A sharing economy has many facets, but is a mode of consumption whereby goods and services are not owned by a single user, but rather only temporarily accessed by members of a network. A shared economy can also be called an on-demand economy, circular economy, gig economy, peer-to-peer economy, and a collaborative economy. Each of these has its own unique definition and nuance that we will dive into. Sharing economies allow individuals to make money from their assets and share as a service. The easiest example is Lyft or Uber. Individuals can use their car to provide a taxi service for a fee. Another great example is Airbnb. Homeowners can rent spare bedrooms or homes when they are not using the asset and thus are sharing their underused asset.

Below is a summary of all of the types of a sharing economy

  • Collaborative economy: focus on collaborative forms of consumption
  • On-demand economy: focus on “on-demand” goods and services
  • Gig economy: focus on workforce participation and income generation via “gigs”. These are single or one-time projects or tasks.
  • Freelance economy: focus on workforce participation and income generation by freelancers, who are independent workers. Major companies include TaskRabbit, Care.com, and Upwork.
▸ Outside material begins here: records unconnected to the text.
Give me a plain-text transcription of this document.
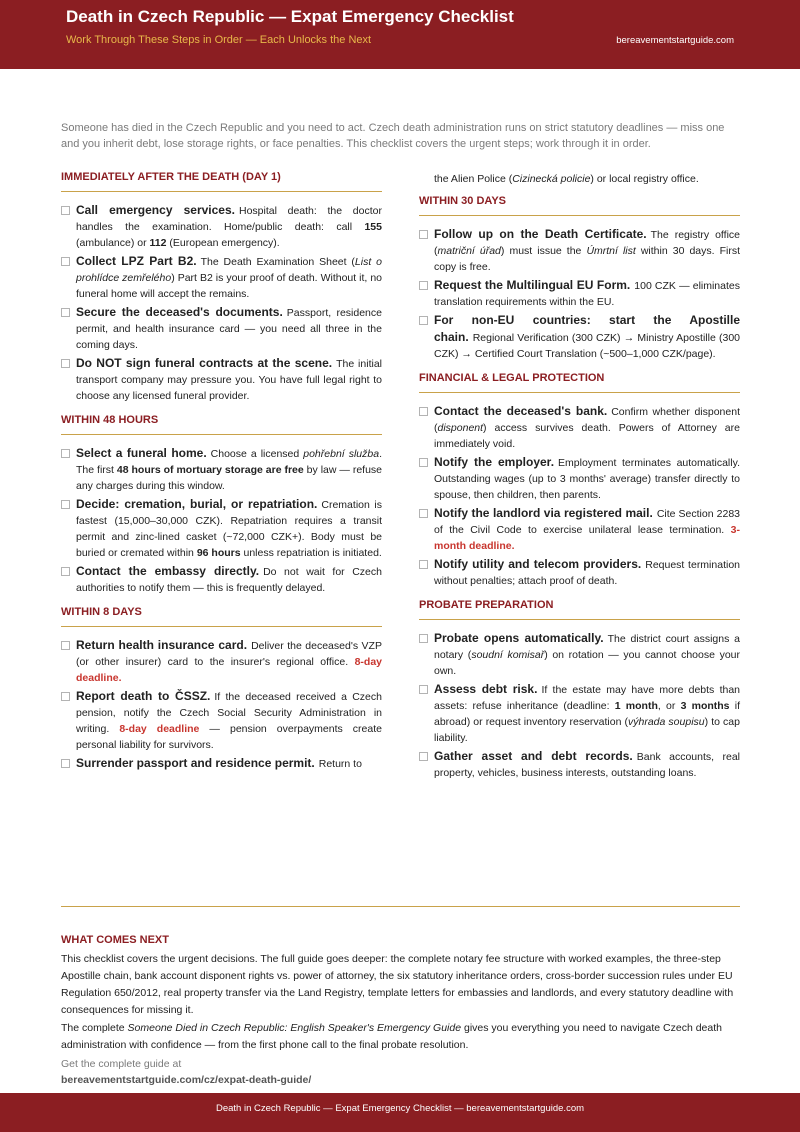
Death in Czech Republic — Expat Emergency Checklist
Work Through These Steps in Order — Each Unlocks the Next	bereavementstartguide.com
Someone has died in the Czech Republic and you need to act. Czech death administration runs on strict statutory deadlines — miss one and you inherit debt, lose storage rights, or face penalties. This checklist covers the urgent steps; work through it in order.
IMMEDIATELY AFTER THE DEATH (DAY 1)
Call emergency services. Hospital death: the doctor handles the examination. Home/public death: call 155 (ambulance) or 112 (European emergency).
Collect LPZ Part B2. The Death Examination Sheet (List o prohlídce zemřelého) Part B2 is your proof of death. Without it, no funeral home will accept the remains.
Secure the deceased's documents. Passport, residence permit, and health insurance card — you need all three in the coming days.
Do NOT sign funeral contracts at the scene. The initial transport company may pressure you. You have full legal right to choose any licensed funeral provider.
WITHIN 48 HOURS
Select a funeral home. Choose a licensed pohřební služba. The first 48 hours of mortuary storage are free by law — refuse any charges during this window.
Decide: cremation, burial, or repatriation. Cremation is fastest (15,000–30,000 CZK). Repatriation requires a transit permit and zinc-lined casket (~72,000 CZK+). Body must be buried or cremated within 96 hours unless repatriation is initiated.
Contact the embassy directly. Do not wait for Czech authorities to notify them — this is frequently delayed.
WITHIN 8 DAYS
Return health insurance card. Deliver the deceased's VZP (or other insurer) card to the insurer's regional office. 8-day deadline.
Report death to ČSSZ. If the deceased received a Czech pension, notify the Czech Social Security Administration in writing. 8-day deadline — pension overpayments create personal liability for survivors.
Surrender passport and residence permit. Return to
the Alien Police (Cizinecká policie) or local registry office.
WITHIN 30 DAYS
Follow up on the Death Certificate. The registry office (matriční úřad) must issue the Úmrtní list within 30 days. First copy is free.
Request the Multilingual EU Form. 100 CZK — eliminates translation requirements within the EU.
For non-EU countries: start the Apostille chain. Regional Verification (300 CZK) → Ministry Apostille (300 CZK) → Certified Court Translation (~500–1,000 CZK/page).
FINANCIAL & LEGAL PROTECTION
Contact the deceased's bank. Confirm whether disponent (disponent) access survives death. Powers of Attorney are immediately void.
Notify the employer. Employment terminates automatically. Outstanding wages (up to 3 months' average) transfer directly to spouse, then children, then parents.
Notify the landlord via registered mail. Cite Section 2283 of the Civil Code to exercise unilateral lease termination. 3-month deadline.
Notify utility and telecom providers. Request termination without penalties; attach proof of death.
PROBATE PREPARATION
Probate opens automatically. The district court assigns a notary (soudní komisař) on rotation — you cannot choose your own.
Assess debt risk. If the estate may have more debts than assets: refuse inheritance (deadline: 1 month, or 3 months if abroad) or request inventory reservation (výhrada soupisu) to cap liability.
Gather asset and debt records. Bank accounts, real property, vehicles, business interests, outstanding loans.
WHAT COMES NEXT
This checklist covers the urgent decisions. The full guide goes deeper: the complete notary fee structure with worked examples, the three-step Apostille chain, bank account disponent rights vs. power of attorney, the six statutory inheritance orders, cross-border succession rules under EU Regulation 650/2012, real property transfer via the Land Registry, template letters for embassies and landlords, and every statutory deadline with consequences for missing it.
The complete Someone Died in Czech Republic: English Speaker's Emergency Guide gives you everything you need to navigate Czech death administration with confidence — from the first phone call to the final probate resolution.
Get the complete guide at
bereavementstartguide.com/cz/expat-death-guide/
Death in Czech Republic — Expat Emergency Checklist — bereavementstartguide.com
While traditional full-time employment may never go away, these talent marketplaces allow for more flexible and sometimes more interesting job employment. If you have a unique skill, these platforms allow you to earn money by providing them a needed service.  The biggest advantage here is this creates a more liquid marketplace for knowledge and talent. It gives the employee a big advantage to take his or her career where he or she wants to.
  • Peer economy: focus on peer-to-peer (P2P) networks in the creation of products or services. Lending Club and other similar sites like it allow people to lend one another money, with much lower interest rates and fees than traditional credit cards or bank loans. Investors earn solid returns and borrowers get more competitive rates, all facilitated by the platform. The peer economy has grown tremendously over the last few years as many borrowers are unable to borrow from a traditional banking institution. Now a borrower can go to Lending Club and borrow from an individual directly. The platform itself is not taking any lending risk as it only provides a “location” for individuals to borrow and lend money. This does create risk for individual lenders as they are putting their own capital at risk and may be lending to people who may not pay them back.
  • Crowd economy: focus on economic models powered by “the crowd”, such as crowd funding. The most common companies are Kickstarter and Indiegogo. Entrepreneurs, artists, and other individuals can reach out to the community for potential funders and can have a set fundraising amount. The biggest difference in crowdfunding vs. peer to peer lending is the recipients usually are not expected to repay the funds back. Sometimes you can receive merchandise or equity, but many times you are giving money as a grant or charity contribution.
  • Digital economy: focus on anything powered by digital technologies
  • Platform economy: focus on anything powered by tech-centric platforms

A lot of companies could easily fall under multiple definitions described above. TaskRabbit is a great example as it would fit under the on-demand economy, gig economy, and collaborative economy. 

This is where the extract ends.